Ce deuxième article d’une série de cinq met de l’avant une des applications les plus répandues de la technologie d’impression 3D : le prototypage. Cette application, cruciale en développement de produits, rend possible la validation de concepts, l’évaluation de risques techniques, la réduction des temps de développement. Illustration avec deux cas d’entreprise.
L’impression 3D est une technologie innovante en pleine effervescence. Au Québec, peu d’entreprises connaissent tout le potentiel de cette nouvelle technologie appelée à révolutionner les pratiques en conception et fabrication de produits. De concert avec le Centre de recherche industrielle du Québec (CRIQ), l’IDP vous propose une série d’articles sur cette technologie et ses impacts*. Voici le deuxième article d’une série de cinq.
De l’idée au prototype
L’impression 3D est très souvent assimilée au prototypage mais ce n’est pas la seule application de cette technologie, comme nous le verrons dans les prochains articles. Toutefois, il s’agit dans bien des cas de la porte d’entrée pour son utilisation.

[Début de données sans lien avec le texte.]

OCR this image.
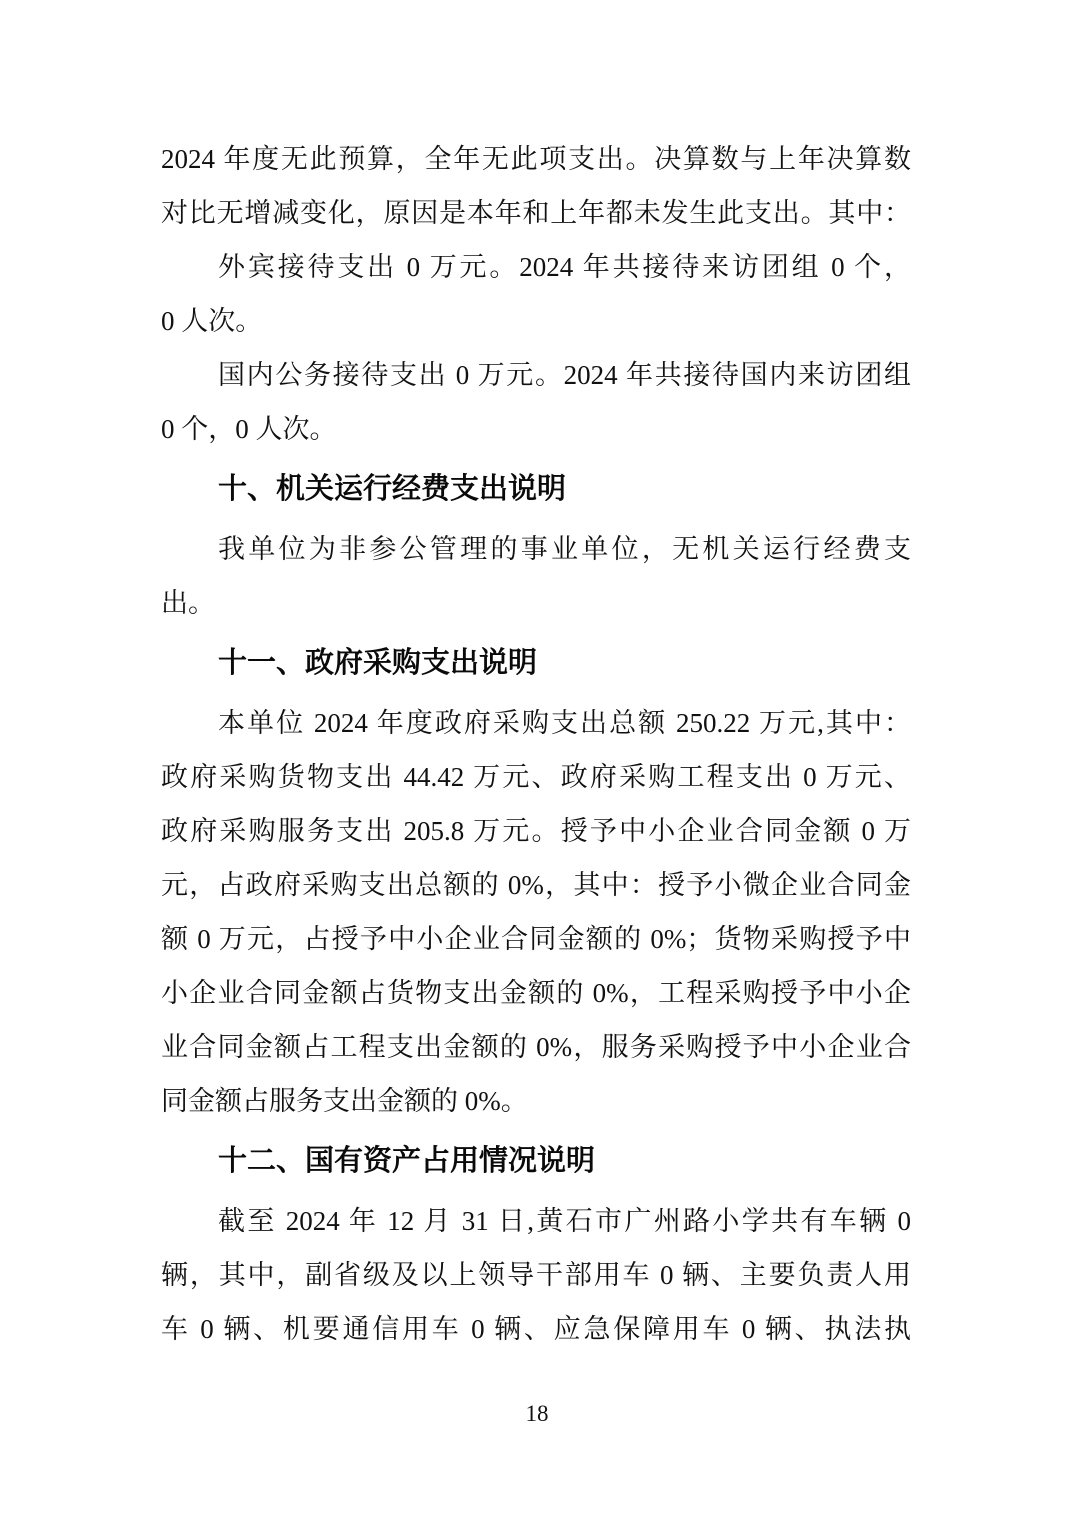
2024 年度无此预算，全年无此项支出。决算数与上年决算数
对比无增减变化，原因是本年和上年都未发生此支出。其中：
外宾接待支出 0 万元。2024 年共接待来访团组 0 个，
0 人次。
国内公务接待支出 0 万元。2024 年共接待国内来访团组
0 个，0 人次。
十、机关运行经费支出说明
我单位为非参公管理的事业单位，无机关运行经费支
出。
十一、政府采购支出说明
本单位 2024 年度政府采购支出总额 250.22 万元,其中：
政府采购货物支出 44.42 万元、政府采购工程支出 0 万元、
政府采购服务支出 205.8 万元。授予中小企业合同金额 0 万
元，占政府采购支出总额的 0%，其中：授予小微企业合同金
额 0 万元，占授予中小企业合同金额的 0%；货物采购授予中
小企业合同金额占货物支出金额的 0%，工程采购授予中小企
业合同金额占工程支出金额的 0%，服务采购授予中小企业合
同金额占服务支出金额的 0%。
十二、国有资产占用情况说明
截至 2024 年 12 月 31 日,黄石市广州路小学共有车辆 0
辆，其中，副省级及以上领导干部用车 0 辆、主要负责人用
车 0 辆、机要通信用车 0 辆、应急保障用车 0 辆、执法执
18
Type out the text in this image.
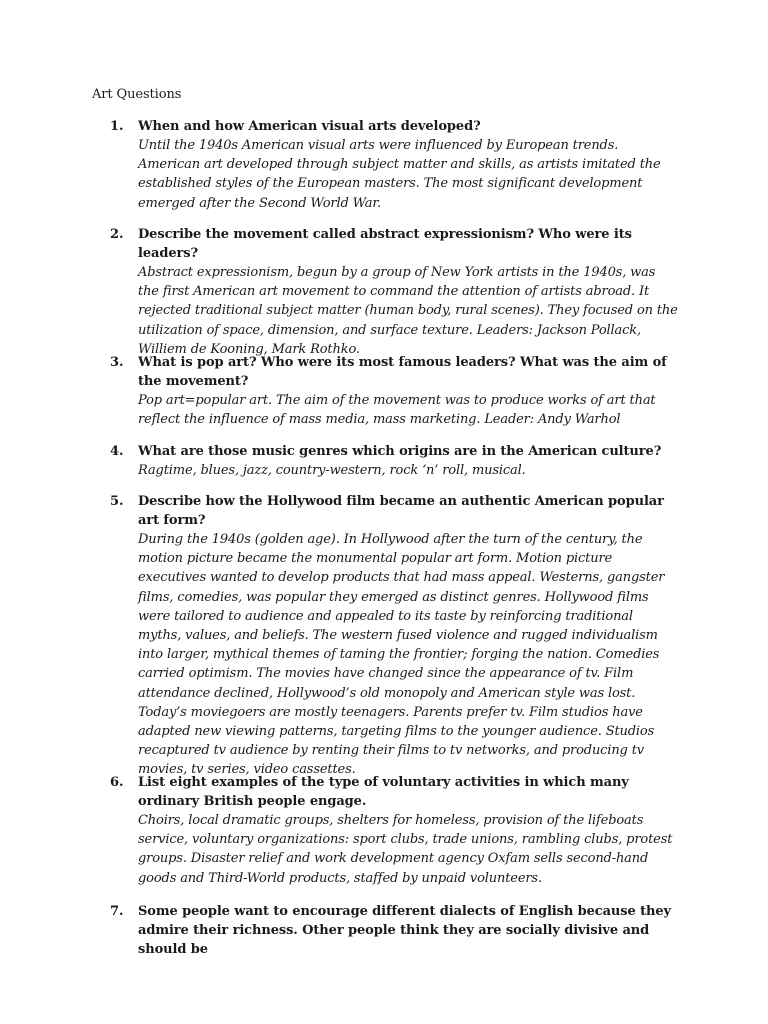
Art Questions
1.	When and how American visual arts developed?
Until the 1940s American visual arts were influenced by European trends. American art developed through subject matter and skills, as artists imitated the established styles of the European masters. The most significant development emerged after the Second World War.
2.	Describe the movement called abstract expressionism? Who were its leaders?
Abstract expressionism, begun by a group of New York artists in the 1940s, was the first American art movement to command the attention of artists abroad. It rejected traditional subject matter (human body, rural scenes). They focused on the utilization of space, dimension, and surface texture. Leaders: Jackson Pollack, Williem de Kooning, Mark Rothko.
3.	What is pop art? Who were its most famous leaders? What was the aim of the movement?
Pop art=popular art. The aim of the movement was to produce works of art that reflect the influence of mass media, mass marketing. Leader: Andy Warhol
4.	What are those music genres which origins are in the American culture?
Ragtime, blues, jazz, country-western, rock ‘n’ roll, musical.
5.	Describe how the Hollywood film became an authentic American popular art form?
During the 1940s (golden age). In Hollywood after the turn of the century, the motion picture became the monumental popular art form. Motion picture executives wanted to develop products that had mass appeal. Westerns, gangster films, comedies, was popular they emerged as distinct genres. Hollywood films were tailored to audience and appealed to its taste by reinforcing traditional myths, values, and beliefs. The western fused violence and rugged individualism into larger, mythical themes of taming the frontier; forging the nation. Comedies carried optimism. The movies have changed since the appearance of tv. Film attendance declined, Hollywood’s old monopoly and American style was lost. Today’s moviegoers are mostly teenagers. Parents prefer tv. Film studios have adapted new viewing patterns, targeting films to the younger audience. Studios recaptured tv audience by renting their films to tv networks, and producing tv movies, tv series, video cassettes.
6.	List eight examples of the type of voluntary activities in which many ordinary British people engage.
Choirs, local dramatic groups, shelters for homeless, provision of the lifeboats service, voluntary organizations: sport clubs, trade unions, rambling clubs, protest groups. Disaster relief and work development agency Oxfam sells second-hand goods and Third-World products, staffed by unpaid volunteers.
7.	Some people want to encourage different dialects of English because they admire their richness. Other people think they are socially divisive and should be
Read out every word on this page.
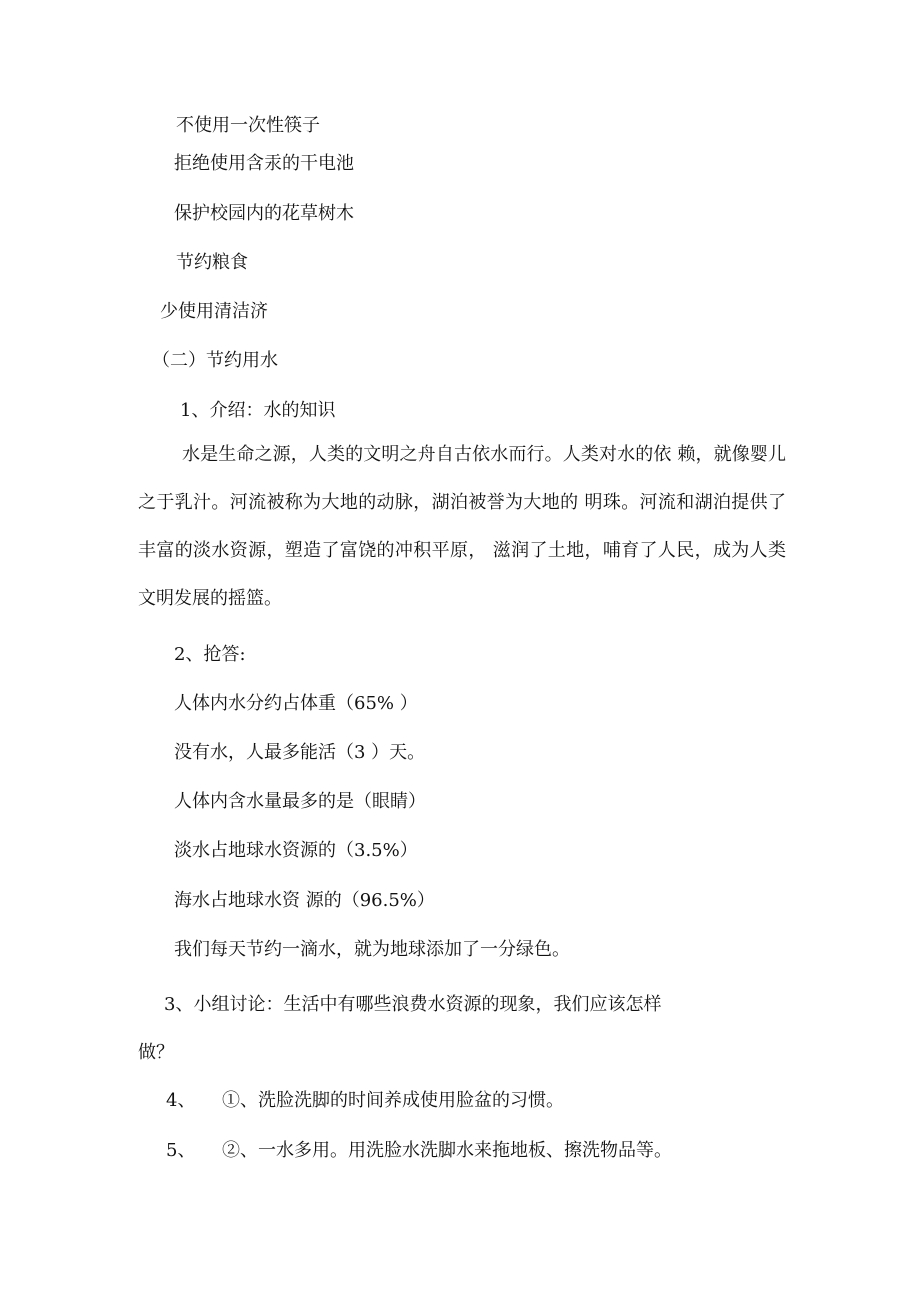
不使用一次性筷子
拒绝使用含汞的干电池
保护校园内的花草树木
节约粮食
少使用清洁济
（二）节约用水
1、介绍：水的知识
水是生命之源，人类的文明之舟自古依水而行。人类对水的依 赖，就像婴儿之于乳汁。河流被称为大地的动脉，湖泊被誉为大地的 明珠。河流和湖泊提供了丰富的淡水资源，塑造了富饶的冲积平原， 滋润了土地，哺育了人民，成为人类文明发展的摇篮。
2、抢答:
人体内水分约占体重（65% ）
没有水，人最多能活（3 ）天。
人体内含水量最多的是（眼睛）
淡水占地球水资源的（3.5%）
海水占地球水资 源的（96.5%）
我们每天节约一滴水，就为地球添加了一分绿色。
3、小组讨论：生活中有哪些浪费水资源的现象，我们应该怎样
做？
4、 ①、洗脸洗脚的时间养成使用脸盆的习惯。
5、 ②、一水多用。用洗脸水洗脚水来拖地板、擦洗物品等。
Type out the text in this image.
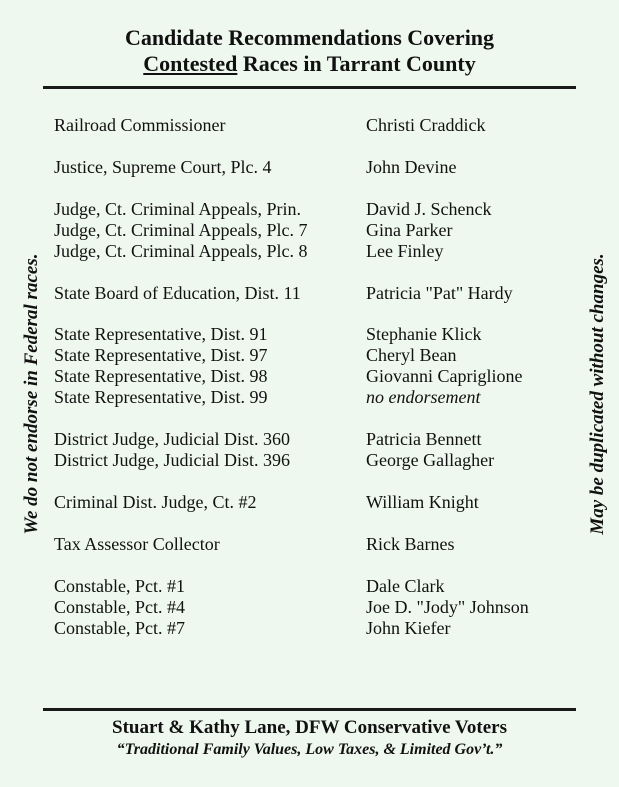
Candidate Recommendations Covering
Contested Races in Tarrant County
We do not endorse in Federal races.	May be duplicated without changes.
Railroad Commissioner	Christi Craddick
Justice, Supreme Court, Plc. 4	John Devine
Judge, Ct. Criminal Appeals, Prin.	David J. Schenck
Judge, Ct. Criminal Appeals, Plc. 7	Gina Parker
Judge, Ct. Criminal Appeals, Plc. 8	Lee Finley
State Board of Education, Dist. 11	Patricia "Pat" Hardy
State Representative, Dist. 91	Stephanie Klick
State Representative, Dist. 97	Cheryl Bean
State Representative, Dist. 98	Giovanni Capriglione
State Representative, Dist. 99	no endorsement
District Judge, Judicial Dist. 360	Patricia Bennett
District Judge, Judicial Dist. 396	George Gallagher
Criminal Dist. Judge, Ct. #2	William Knight
Tax Assessor Collector	Rick Barnes
Constable, Pct. #1	Dale Clark
Constable, Pct. #4	Joe D. "Jody" Johnson
Constable, Pct. #7	John Kiefer
Stuart & Kathy Lane, DFW Conservative Voters
“Traditional Family Values, Low Taxes, & Limited Gov’t.”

Sous le terme « prototypage » se cachent différents procédés pour réaliser des modèles. Le prototype permet de valider, en amont, un résultat escompté en production. Il permet d’augmenter sa confiance envers le produit sans connaitre tous les détails qui le définiront. Selon le type de paramètres à valider, le prototype peut prendre différentes formes : parfois esthétique, parfois géométrique ou bien fonctionnel, voire technologique. Le prototypage est intimement lié aux notions de temps, coût, complexité des formes et similarité avec des pièces de production.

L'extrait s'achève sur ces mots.